Nvidia’s Jetson TX2 makes AI computing possible within cameras, sensors and more
Nvidia has a new generation of its Jetson embedded computing platform for devices at the edge of a network, including things like traffic cameras, manufacturing robotics, smart sensors and more. The Jetson TX2 has twice the performance of its predecessor, the TX1, or it can also redirect efficiency to power savings, using less than half the power consumption of the original to achieve the same processing abilities.
The TX2 uses a Pascal-based GPU, as well as two 64-bit Nvidia quad-core ARM chips, with 8GB of RAM on board and 32GB of fast flash storage. It also features built-in 802.11ac Wi-Fi networking, Bluetooth connectivity and 1GB Ethernet for wired connections. It makes it possible to push edge-of-network computing even further, allowing for the running of distributed neural networks right on edge devices that can more accurately do things like identify objects in images, recognize speech or interpret surroundings for autonomous navigation.

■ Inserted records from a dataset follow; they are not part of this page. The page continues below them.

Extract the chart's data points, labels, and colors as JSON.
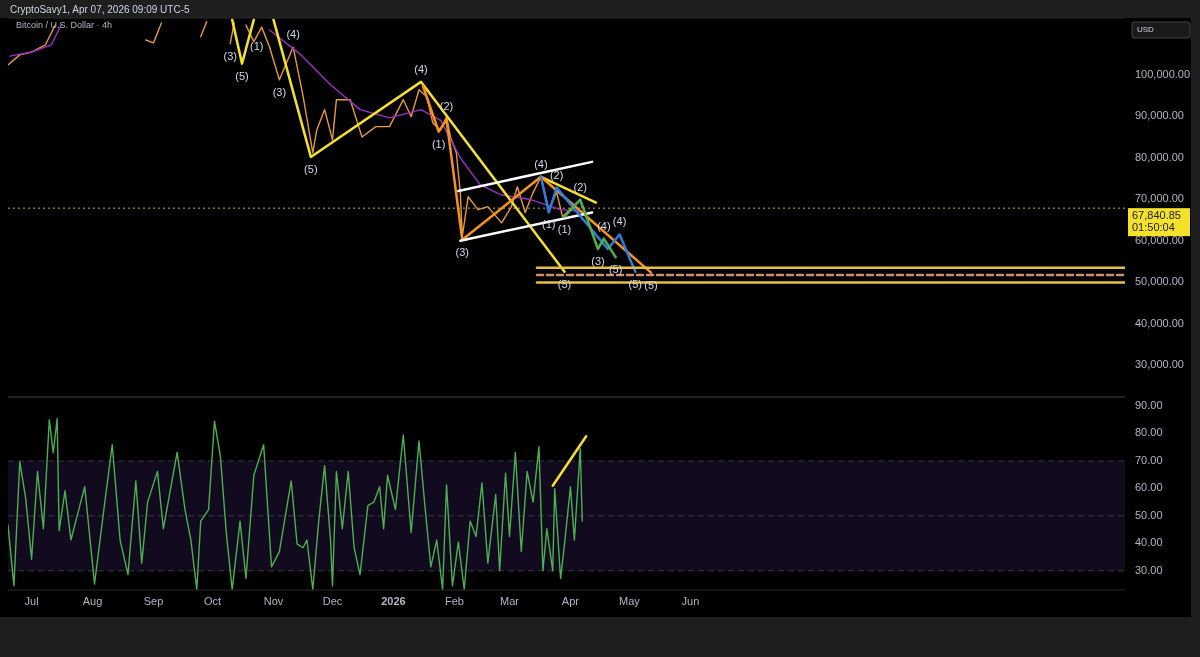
{
  "chart_data": [
    {
      "type": "line",
      "title": "Bitcoin / U.S. Dollar · 4h",
      "subtitle": "CryptoSavy1, Apr 07, 2026 09:09 UTC-5",
      "ylabel": "USD",
      "xlim": [
        "2025-06-19",
        "2027-01-08"
      ],
      "ylim": [
        22300,
        113700
      ],
      "tick_labels": "y",
      "yticks": [
        {
          "value": 30000,
          "label": "30,000.00"
        },
        {
          "value": 40000,
          "label": "40,000.00"
        },
        {
          "value": 50000,
          "label": "50,000.00"
        },
        {
          "value": 60000,
          "label": "60,000.00"
        },
        {
          "value": 70000,
          "label": "70,000.00"
        },
        {
          "value": 80000,
          "label": "80,000.00"
        },
        {
          "value": 90000,
          "label": "90,000.00"
        },
        {
          "value": 100000,
          "label": "100,000.00"
        }
      ],
      "ref_lines": [
        {
          "axis": "y",
          "value": 67840.85,
          "label": "67,840.85",
          "color": "#f5e02a",
          "line_style": "dotted"
        }
      ],
      "series": [
        {
          "color": "#e59a3a",
          "x": [
            "2025-06-19",
            "2025-06-25",
            "2025-07-01",
            "2025-07-08",
            "2025-07-13",
            "2025-07-20",
            "2025-08-28",
            "2025-09-01",
            "2025-09-05",
            "2025-09-12",
            "2025-09-25",
            "2025-09-28",
            "2025-10-03",
            "2025-10-10",
            "2025-10-12",
            "2025-10-15",
            "2025-10-18",
            "2025-10-22",
            "2025-10-26",
            "2025-10-30",
            "2025-11-04",
            "2025-11-11",
            "2025-11-16",
            "2025-11-21",
            "2025-11-23",
            "2025-11-27",
            "2025-12-01",
            "2025-12-03",
            "2025-12-10",
            "2025-12-16",
            "2025-12-23",
            "2025-12-30",
            "2026-01-06",
            "2026-01-10",
            "2026-01-14",
            "2026-01-18",
            "2026-01-21",
            "2026-01-25",
            "2026-01-28",
            "2026-01-30",
            "2026-02-02",
            "2026-02-04",
            "2026-02-05",
            "2026-02-08",
            "2026-02-13",
            "2026-02-18",
            "2026-02-25",
            "2026-03-02",
            "2026-03-05",
            "2026-03-09",
            "2026-03-13",
            "2026-03-17",
            "2026-03-21",
            "2026-03-25",
            "2026-03-28",
            "2026-04-02",
            "2026-04-06",
            "2026-04-07"
          ],
          "values": [
            102400,
            104800,
            105500,
            107200,
            112000,
            null,
            108400,
            107700,
            112500,
            null,
            109200,
            112800,
            null,
            107500,
            112500,
            null,
            112000,
            108000,
            111500,
            106700,
            98800,
            106700,
            95000,
            81200,
            86700,
            91600,
            84300,
            94000,
            94000,
            85000,
            87500,
            87500,
            94000,
            89900,
            96400,
            94700,
            88400,
            86700,
            89900,
            85000,
            81200,
            71600,
            61000,
            70600,
            67500,
            68200,
            64300,
            68200,
            73000,
            66800,
            71600,
            75400,
            67500,
            71600,
            65800,
            68200,
            69900,
            67840.85
          ]
        },
        {
          "color": "#9b30c8",
          "x": [
            "2025-06-20",
            "2025-07-01",
            "2025-07-11",
            "2025-07-16",
            "2025-07-20",
            "2025-10-30",
            "2025-11-15",
            "2025-11-30",
            "2025-12-15",
            "2025-12-30",
            "2026-01-15",
            "2026-01-25",
            "2026-02-04",
            "2026-02-14",
            "2026-02-25",
            "2026-03-11",
            "2026-03-27",
            "2026-04-07"
          ],
          "values": [
            104500,
            105500,
            107200,
            112000,
            null,
            110800,
            104800,
            97600,
            91600,
            89600,
            91600,
            89000,
            80000,
            73500,
            71000,
            70000,
            67500,
            67000
          ]
        },
        {
          "color": "#f5e02a",
          "x": [
            "2025-10-11",
            "2025-10-16",
            "2025-10-22",
            "2025-10-27",
            "2025-11-01",
            "2025-11-20",
            "2026-01-15",
            "2026-03-29"
          ],
          "values": [
            113300,
            102700,
            113300,
            null,
            113300,
            80200,
            98300,
            52500
          ]
        },
        {
          "color": "#f5e02a",
          "x": [
            "2026-03-17",
            "2026-04-14"
          ],
          "values": [
            75400,
            69200
          ]
        },
        {
          "color": "#f7931a",
          "x": [
            "2026-01-16",
            "2026-01-24",
            "2026-01-28",
            "2026-02-05",
            "2026-03-17",
            "2026-05-12"
          ],
          "values": [
            97300,
            86300,
            89200,
            60200,
            75400,
            52300
          ]
        },
        {
          "color": "#ffffff",
          "x": [
            "2026-02-03",
            "2026-04-12"
          ],
          "values": [
            72000,
            79000
          ]
        },
        {
          "color": "#ffffff",
          "x": [
            "2026-02-04",
            "2026-04-12"
          ],
          "values": [
            60000,
            66800
          ]
        },
        {
          "color": "#2f7de1",
          "x": [
            "2026-03-17",
            "2026-03-21",
            "2026-03-25",
            "2026-04-20",
            "2026-04-26",
            "2026-05-04"
          ],
          "values": [
            75400,
            66800,
            72800,
            58000,
            61500,
            52500
          ]
        },
        {
          "color": "#4caf50",
          "x": [
            "2026-03-29",
            "2026-04-06",
            "2026-04-15",
            "2026-04-18",
            "2026-04-24"
          ],
          "values": [
            65800,
            69900,
            58000,
            60500,
            56000
          ]
        },
        {
          "color": "#e8c040",
          "x": [
            "2026-03-15",
            "2027-01-08"
          ],
          "values": [
            53500,
            53500
          ]
        },
        {
          "color": "#e8c040",
          "x": [
            "2026-03-15",
            "2027-01-08"
          ],
          "values": [
            49900,
            49900
          ]
        },
        {
          "color": "#d09070",
          "line_style": "dashed",
          "x": [
            "2026-03-15",
            "2027-01-08"
          ],
          "values": [
            51700,
            51700
          ]
        }
      ],
      "annotations": [
        "01:50:04",
        {
          "text": "(3)",
          "x": "2025-10-10",
          "y": 107500
        },
        {
          "text": "(5)",
          "x": "2025-10-16",
          "y": 102700
        },
        {
          "text": "(4)",
          "x": "2025-11-11",
          "y": 106700
        },
        {
          "text": "(1)",
          "x": "2025-10-30",
          "y": 106700
        },
        {
          "text": "(3)",
          "x": "2025-11-04",
          "y": 98800
        },
        {
          "text": "(5)",
          "x": "2025-11-20",
          "y": 80200
        },
        {
          "text": "(4)",
          "x": "2026-01-15",
          "y": 98300
        },
        {
          "text": "(2)",
          "x": "2026-01-28",
          "y": 89200
        },
        {
          "text": "(1)",
          "x": "2026-01-24",
          "y": 86300
        },
        {
          "text": "(3)",
          "x": "2026-02-05",
          "y": 60200
        },
        {
          "text": "(4)",
          "x": "2026-03-17",
          "y": 75400
        },
        {
          "text": "(2)",
          "x": "2026-03-25",
          "y": 72800
        },
        {
          "text": "(2)",
          "x": "2026-04-06",
          "y": 69900
        },
        {
          "text": "(1)",
          "x": "2026-03-21",
          "y": 66800
        },
        {
          "text": "(1)",
          "x": "2026-03-29",
          "y": 65800
        },
        {
          "text": "(4)",
          "x": "2026-04-18",
          "y": 60500
        },
        {
          "text": "(4)",
          "x": "2026-04-26",
          "y": 61500
        },
        {
          "text": "(3)",
          "x": "2026-04-15",
          "y": 58000
        },
        {
          "text": "(5)",
          "x": "2026-04-24",
          "y": 56000
        },
        {
          "text": "(5)",
          "x": "2026-03-29",
          "y": 52500
        },
        {
          "text": "(5)",
          "x": "2026-05-04",
          "y": 52500
        },
        {
          "text": "(5)",
          "x": "2026-05-12",
          "y": 52300
        }
      ]
    },
    {
      "type": "line",
      "xlim": [
        "2025-06-19",
        "2027-01-08"
      ],
      "ylim": [
        23,
        93.3
      ],
      "xticks": [
        {
          "value": "2025-07-01",
          "label": "Jul"
        },
        {
          "value": "2025-08-01",
          "label": "Aug"
        },
        {
          "value": "2025-09-01",
          "label": "Sep"
        },
        {
          "value": "2025-10-01",
          "label": "Oct"
        },
        {
          "value": "2025-11-01",
          "label": "Nov"
        },
        {
          "value": "2025-12-01",
          "label": "Dec"
        },
        {
          "value": "2026-01-01",
          "label": "2026"
        },
        {
          "value": "2026-02-01",
          "label": "Feb"
        },
        {
          "value": "2026-03-01",
          "label": "Mar"
        },
        {
          "value": "2026-04-01",
          "label": "Apr"
        },
        {
          "value": "2026-05-01",
          "label": "May"
        },
        {
          "value": "2026-06-01",
          "label": "Jun"
        }
      ],
      "yticks": [
        {
          "value": 30,
          "label": "30.00"
        },
        {
          "value": 40,
          "label": "40.00"
        },
        {
          "value": 50,
          "label": "50.00"
        },
        {
          "value": 60,
          "label": "60.00"
        },
        {
          "value": 70,
          "label": "70.00"
        },
        {
          "value": 80,
          "label": "80.00"
        },
        {
          "value": 90,
          "label": "90.00"
        }
      ],
      "bands": [
        {
          "axis": "y",
          "from": 30,
          "to": 70,
          "color": "#120a1f"
        }
      ],
      "ref_lines": [
        {
          "axis": "y",
          "value": 70,
          "color": "#444444",
          "line_style": "dashed"
        },
        {
          "axis": "y",
          "value": 50,
          "color": "#444444",
          "line_style": "dashed"
        },
        {
          "axis": "y",
          "value": 30,
          "color": "#444444",
          "line_style": "dashed"
        }
      ],
      "series": [
        {
          "color": "#4caf50",
          "x": [
            "2025-06-19",
            "2025-06-22",
            "2025-06-25",
            "2025-06-28",
            "2025-07-01",
            "2025-07-04",
            "2025-07-07",
            "2025-07-10",
            "2025-07-12",
            "2025-07-14",
            "2025-07-15",
            "2025-07-18",
            "2025-07-21",
            "2025-07-25",
            "2025-07-28",
            "2025-08-02",
            "2025-08-07",
            "2025-08-11",
            "2025-08-15",
            "2025-08-19",
            "2025-08-23",
            "2025-08-26",
            "2025-08-29",
            "2025-09-03",
            "2025-09-06",
            "2025-09-13",
            "2025-09-17",
            "2025-09-20",
            "2025-09-23",
            "2025-09-25",
            "2025-09-29",
            "2025-10-02",
            "2025-10-05",
            "2025-10-08",
            "2025-10-11",
            "2025-10-15",
            "2025-10-18",
            "2025-10-22",
            "2025-10-27",
            "2025-10-31",
            "2025-11-04",
            "2025-11-10",
            "2025-11-13",
            "2025-11-16",
            "2025-11-18",
            "2025-11-21",
            "2025-11-24",
            "2025-11-27",
            "2025-11-30",
            "2025-12-01",
            "2025-12-03",
            "2025-12-06",
            "2025-12-09",
            "2025-12-12",
            "2025-12-15",
            "2025-12-19",
            "2025-12-22",
            "2025-12-25",
            "2025-12-27",
            "2025-12-29",
            "2026-01-02",
            "2026-01-06",
            "2026-01-10",
            "2026-01-14",
            "2026-01-17",
            "2026-01-20",
            "2026-01-23",
            "2026-01-26",
            "2026-01-28",
            "2026-01-31",
            "2026-02-03",
            "2026-02-06",
            "2026-02-09",
            "2026-02-12",
            "2026-02-15",
            "2026-02-18",
            "2026-02-22",
            "2026-02-24",
            "2026-02-27",
            "2026-03-01",
            "2026-03-04",
            "2026-03-07",
            "2026-03-10",
            "2026-03-13",
            "2026-03-16",
            "2026-03-18",
            "2026-03-20",
            "2026-03-23",
            "2026-03-24",
            "2026-03-27",
            "2026-03-29",
            "2026-04-01",
            "2026-04-03",
            "2026-04-04",
            "2026-04-06",
            "2026-04-07"
          ],
          "values": [
            46.7,
            24.5,
            69.7,
            56.4,
            34.2,
            66.2,
            45.3,
            85,
            73,
            85.4,
            44.6,
            59.2,
            41.2,
            52.3,
            60.6,
            25.2,
            53.7,
            75.9,
            41.2,
            28.6,
            62.7,
            32.8,
            55,
            66.2,
            45.3,
            73.1,
            52.3,
            41.2,
            23.2,
            48.1,
            52.3,
            84.5,
            71.7,
            43.9,
            23.2,
            48.1,
            27.2,
            64.8,
            75.9,
            31.4,
            37,
            62.7,
            39.8,
            38.4,
            41.2,
            23.2,
            48.1,
            68.3,
            41.2,
            24.5,
            66.2,
            45.3,
            66.2,
            38.4,
            28.6,
            53.7,
            55,
            60.6,
            45.3,
            64.8,
            52.3,
            79.4,
            43.9,
            77.3,
            53.7,
            31.4,
            41.2,
            23.2,
            61.3,
            24.5,
            40.5,
            23.2,
            48.1,
            42.5,
            62,
            32.8,
            57.8,
            30,
            65.5,
            42.5,
            73.1,
            37,
            66.2,
            55,
            75.2,
            30,
            45.3,
            30,
            59.9,
            27.2,
            39.8,
            60.6,
            41.2,
            52.3,
            74.5,
            48.1
          ]
        },
        {
          "color": "#f5e02a",
          "x": [
            "2026-03-23",
            "2026-04-09"
          ],
          "values": [
            61,
            79
          ]
        }
      ]
    }
  ]
}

Alongside Jetson TX2, Nvidia is also announcing JetPack 3.0, a new version of its AI SDK for the Jetson family, which includes support for TensorRT 1.0, cuDNN 5.1 for deep neural networks, VisionWorks 1.6 for computer vision, as well as all the latest graphics drivers and APIs.
Cisco say that it can use TX2 and Nvidia’s Jetson to add local AI-powered features including face and speech recognition to its Spark enterprise network devices, which could potentially offer a lot of advantages in terms of security and authentication. The TX2 is also set to help students and researchers do a lot more with a lot less investment than you’d typically require for getting started with AI – the developer kit for the new Jetson launches today, with a $599 price tag for preorders in the U.S. and Europe, and a ship date starting March 14.
Nvidia’s shipping TX2 module will retail for $399 when it arrives in Q2, and the existing TX1 and TK1 Jetson embedded computing platforms will also continue to be made available, at reduced prices.
A connected city is also going to have to be an intelligent city, and not just one where the smarts are centrally located in a server facility – each component needs to be somewhat intelligent to help keep things running smoothly throughout the network, without having to worry about infrastructure continuity and latency concerns. Improvements like the generational jump for Jetson TX2 help make that potential future much more achievable.